On the new site, if you search for information on the Nigerian jihadist movement Boko Haram, you get this entirely computer-generated summary: “Founded by Mohammed Yusuf in 2002, Boko Haram is led by Ibrahim Abubakar Shekau. (Former leaders include Mohammed Yusuf.) It has headquarters in Maiduguri. It has been described as ‘a new radical fundamentalist sect,’ ‘the main anchor for mayhem in the state,’ ‘a fractured sect with no clear structure,’ and ‘the misguided extremist sect.’ “
To be sure, Wikipedia’s Boko Haram entry is clearer. But the BBN system captures everything that appears on news sites—not just on topics people chose to write Wikipedia pages about—and constantly and automatically adds information, says Sean Colbath, a senior scientist at BBN Technologies who demonstrated the technology. “I could go and read 200 articles to learn about Bashar Al-Assad (the Syrian dictator). But I’d like to have a machine tell me about it,” says Colbath. (The system, by the way, picks up the fact that the brutal Al-Assad is also a licensed ophthalmologist.)
It starts by detecting an “entity”—a name or an organization, such as Boko Haram, accounting for a variety of spellings. Then it identifies other entities (events and people) that are connected to it, along with statements made by and about the subject. “It’s automatically extracting relationships between entities,” Colbath says. “Here the machine has learned, by being given examples, how to put these relationships together and fill in those slots for you.”
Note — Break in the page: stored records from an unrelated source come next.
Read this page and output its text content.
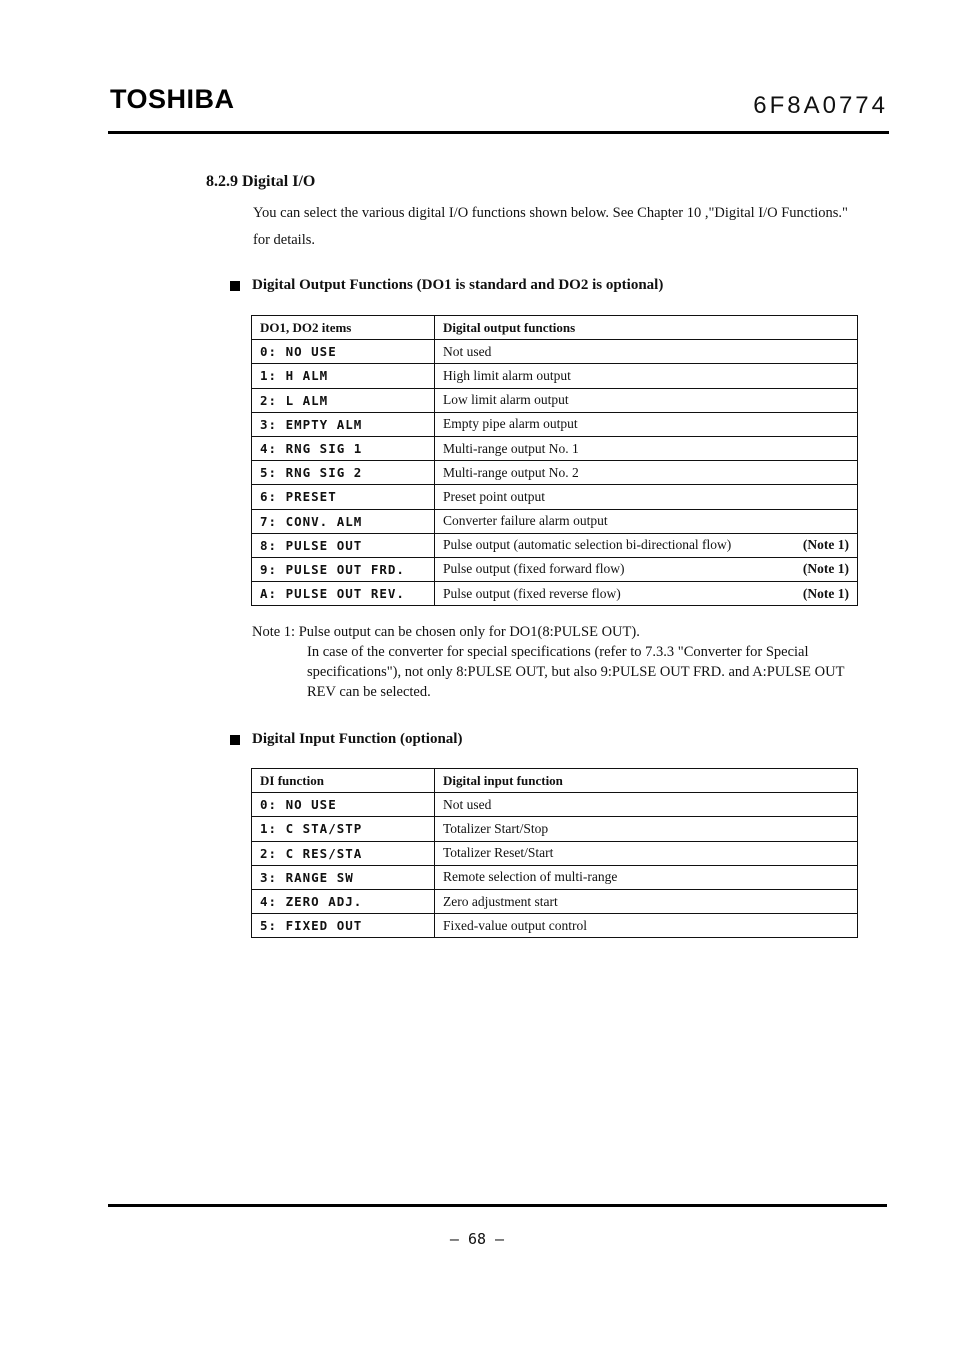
TOSHIBA	6F8A0774
8.2.9 Digital I/O
You can select the various digital I/O functions shown below. See Chapter 10 ,"Digital I/O Functions." for details.
Digital Output Functions (DO1 is standard and DO2 is optional)
DO1, DO2 items	Digital output functions
0: NO USE	Not used

1: H ALM	High limit alarm output

2: L ALM	Low limit alarm output

3: EMPTY ALM	Empty pipe alarm output

4: RNG SIG 1	Multi-range output No. 1

5: RNG SIG 2	Multi-range output No. 2

6: PRESET	Preset point output

7: CONV. ALM	Converter failure alarm output

8: PULSE OUT	Pulse output (automatic selection bi-directional flow) (Note 1)

9: PULSE OUT FRD.	Pulse output (fixed forward flow) (Note 1)

A: PULSE OUT REV.	Pulse output (fixed reverse flow) (Note 1)
Note 1: Pulse output can be chosen only for DO1(8:PULSE OUT).
In case of the converter for special specifications (refer to 7.3.3 "Converter for Special specifications"), not only 8:PULSE OUT, but also 9:PULSE OUT FRD. and A:PULSE OUT REV can be selected.
Digital Input Function (optional)
DI function	Digital input function
0: NO USE	Not used

1: C STA/STP	Totalizer Start/Stop

2: C RES/STA	Totalizer Reset/Start

3: RANGE SW	Remote selection of multi-range

4: ZERO ADJ.	Zero adjustment start

5: FIXED OUT	Fixed-value output control
— 68 —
The Boko Haram page goes on to list associated organizations and statements by and about the group. Clicking on any of them takes you back to original news sources, many of them translations of articles originally published in Arabic by sites such as Al Sharq in Qatar and Al Balad in Lebanon.
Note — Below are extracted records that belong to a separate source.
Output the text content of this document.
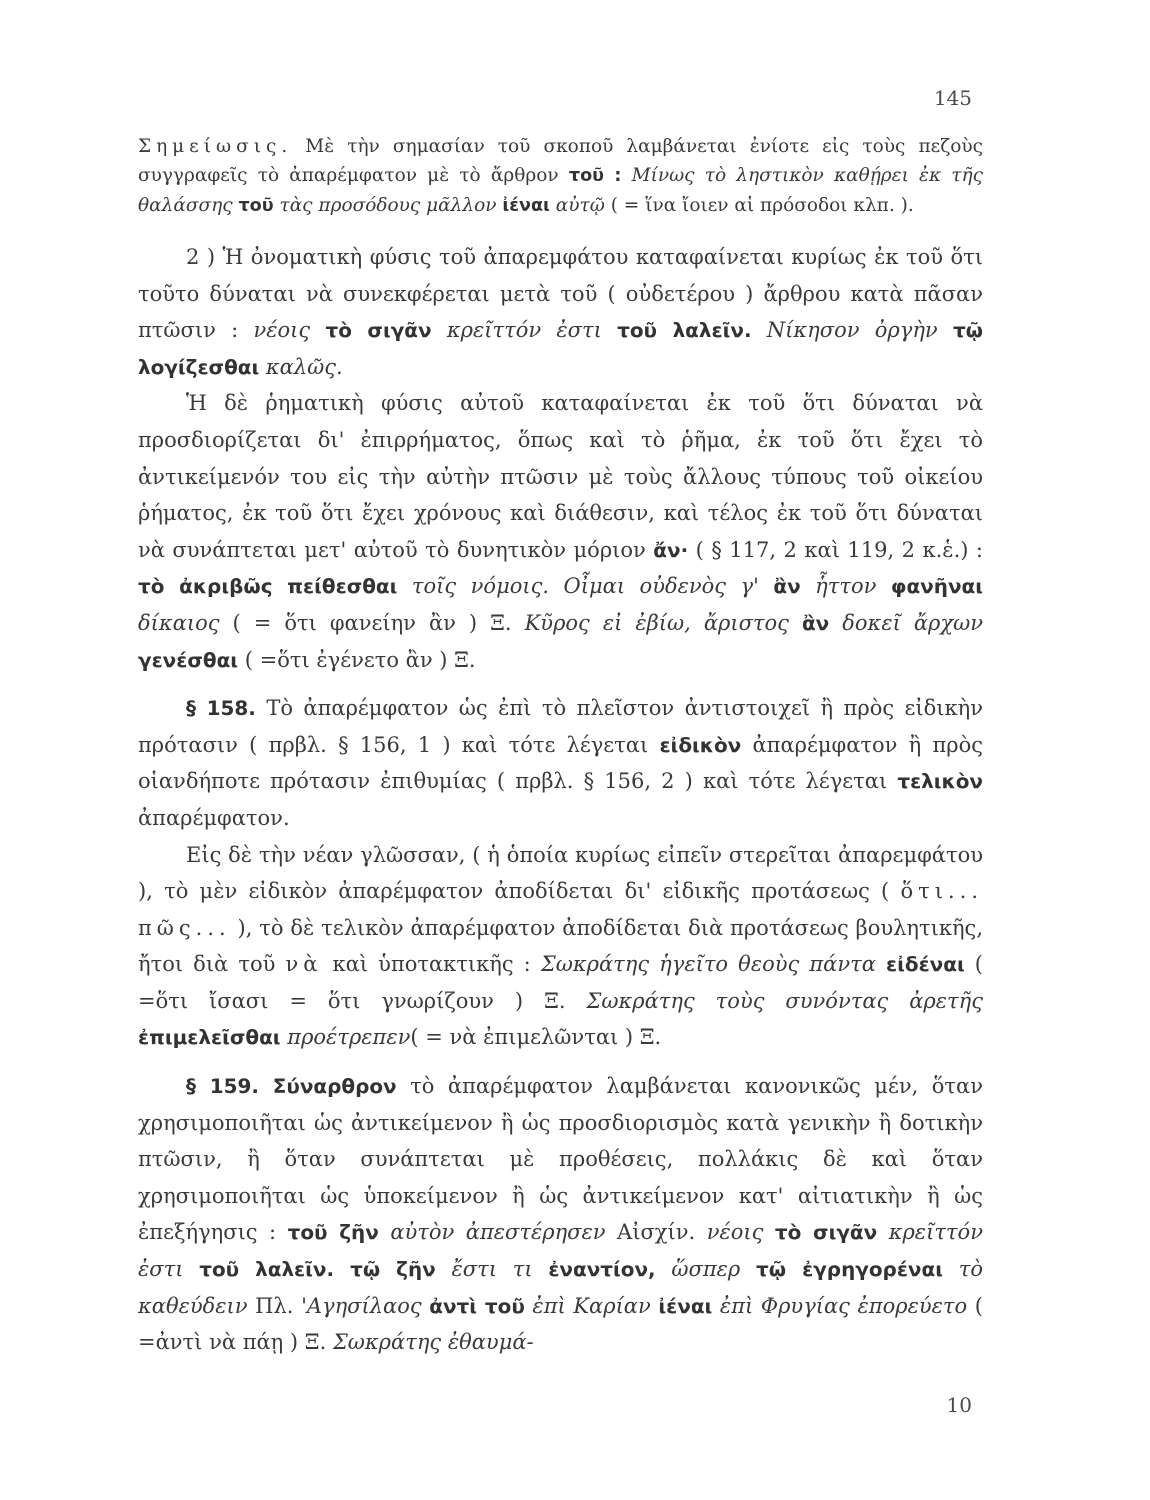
145

Σημείωσις. Μὲ τὴν σημασίαν τοῦ σκοποῦ λαμβάνεται ἐνίοτε εἰς τοὺς πεζοὺς συγγραφεῖς τὸ ἀπαρέμφατον μὲ τὸ ἄρθρον τοῦ : Μίνως τὸ ληστικὸν καθῄρει ἐκ τῆς θαλάσσης τοῦ τὰς προσόδους μᾶλλον ἰέναι αὐτῷ ( = ἵνα ἴοιεν αἱ πρόσοδοι κλπ. ).

2 ) Ἡ ὀνοματικὴ φύσις τοῦ ἀπαρεμφάτου καταφαίνεται κυρίως ἐκ τοῦ ὅτι τοῦτο δύναται νὰ συνεκφέρεται μετὰ τοῦ ( οὐδετέρου ) ἄρθρου κατὰ πᾶσαν πτῶσιν : νέοις τὸ σιγᾶν κρεῖττόν ἐστι τοῦ λαλεῖν. Νίκησον ὀργὴν τῷ λογίζεσθαι καλῶς.

Ἡ δὲ ῥηματικὴ φύσις αὐτοῦ καταφαίνεται ἐκ τοῦ ὅτι δύναται νὰ προσδιορίζεται δι' ἐπιρρήματος, ὅπως καὶ τὸ ῥῆμα, ἐκ τοῦ ὅτι ἔχει τὸ ἀντικείμενόν του εἰς τὴν αὐτὴν πτῶσιν μὲ τοὺς ἄλλους τύπους τοῦ οἰκείου ῥήματος, ἐκ τοῦ ὅτι ἔχει χρόνους καὶ διάθεσιν, καὶ τέλος ἐκ τοῦ ὅτι δύναται νὰ συνάπτεται μετ' αὐτοῦ τὸ δυνητικὸν μόριον ἄν· ( § 117, 2 καὶ 119, 2 κ.ἑ.) : τὸ ἀκριβῶς πείθεσθαι τοῖς νόμοις. Οἶμαι οὐδενὸς γ' ἂν ἧττον φανῆναι δίκαιος ( = ὅτι φανείην ἂν ) Ξ. Κῦρος εἰ ἐβίω, ἄριστος ἂν δοκεῖ ἄρχων γενέσθαι ( =ὅτι ἐγένετο ἂν ) Ξ.

§ 158. Τὸ ἀπαρέμφατον ὡς ἐπὶ τὸ πλεῖστον ἀντιστοιχεῖ ἢ πρὸς εἰδικὴν πρότασιν ( πρβλ. § 156, 1 ) καὶ τότε λέγεται εἰδικὸν ἀπαρέμφατον ἢ πρὸς οἱανδήποτε πρότασιν ἐπιθυμίας ( πρβλ. § 156, 2 ) καὶ τότε λέγεται τελικὸν ἀπαρέμφατον.

Εἰς δὲ τὴν νέαν γλῶσσαν, ( ἡ ὁποία κυρίως εἰπεῖν στερεῖται ἀπαρεμφάτου ), τὸ μὲν εἰδικὸν ἀπαρέμφατον ἀποδίδεται δι' εἰδικῆς προτάσεως ( ὅτι... πῶς... ), τὸ δὲ τελικὸν ἀπαρέμφατον ἀποδίδεται διὰ προτάσεως βουλητικῆς, ἤτοι διὰ τοῦ νὰ καὶ ὑποτακτικῆς : Σωκράτης ἡγεῖτο θεοὺς πάντα εἰδέναι ( =ὅτι ἴσασι = ὅτι γνωρίζουν ) Ξ. Σωκράτης τοὺς συνόντας ἀρετῆς ἐπιμελεῖσθαι προέτρεπεν( = νὰ ἐπιμελῶνται ) Ξ.

§ 159. Σύναρθρον τὸ ἀπαρέμφατον λαμβάνεται κανονικῶς μέν, ὅταν χρησιμοποιῆται ὡς ἀντικείμενον ἢ ὡς προσδιορισμὸς κατὰ γενικὴν ἢ δοτικὴν πτῶσιν, ἢ ὅταν συνάπτεται μὲ προθέσεις, πολλάκις δὲ καὶ ὅταν χρησιμοποιῆται ὡς ὑποκείμενον ἢ ὡς ἀντικείμενον κατ' αἰτιατικὴν ἢ ὡς ἐπεξήγησις : τοῦ ζῆν αὐτὸν ἀπεστέρησεν Αἰσχίν. νέοις τὸ σιγᾶν κρεῖττόν ἐστι τοῦ λαλεῖν. τῷ ζῆν ἔστι τι ἐναντίον, ὥσπερ τῷ ἐγρηγορέναι τὸ καθεύδειν Πλ. 'Αγησίλαος ἀντὶ τοῦ ἐπὶ Καρίαν ἰέναι ἐπὶ Φρυγίας ἐπορεύετο ( =ἀντὶ νὰ πάῃ ) Ξ. Σωκράτης ἐθαυμά-

10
The BBN project is the fruit of the Defense Advanced Research Projects Agency’s latest effort to build machines that read as humans do, a decades-old problem that has been the focus of increasing research in recent years. Under DARPA’s research program, prototypes have been built by SRI International and IBM as well as Raytheon BBN.
Bonnie Dorr, DARPA’s program manager for the project, says the technology incorporates recent improvements in machine reading, enabling it to do a better job of understanding when the same underlying event is described in multiple ways—such as “Joe is married to Sue” and “Sue is Joe’s spouse”—and to determine the sentiment implied in phrases like “really awesome.”
Automatically summarizing text is notoriously tricky given the difficulty of detecting humor, sarcasm, obviously incorrect information, idioms, and variant spellings and syntax, not to mention the problems involved in interpreting and translating information sources in different languages.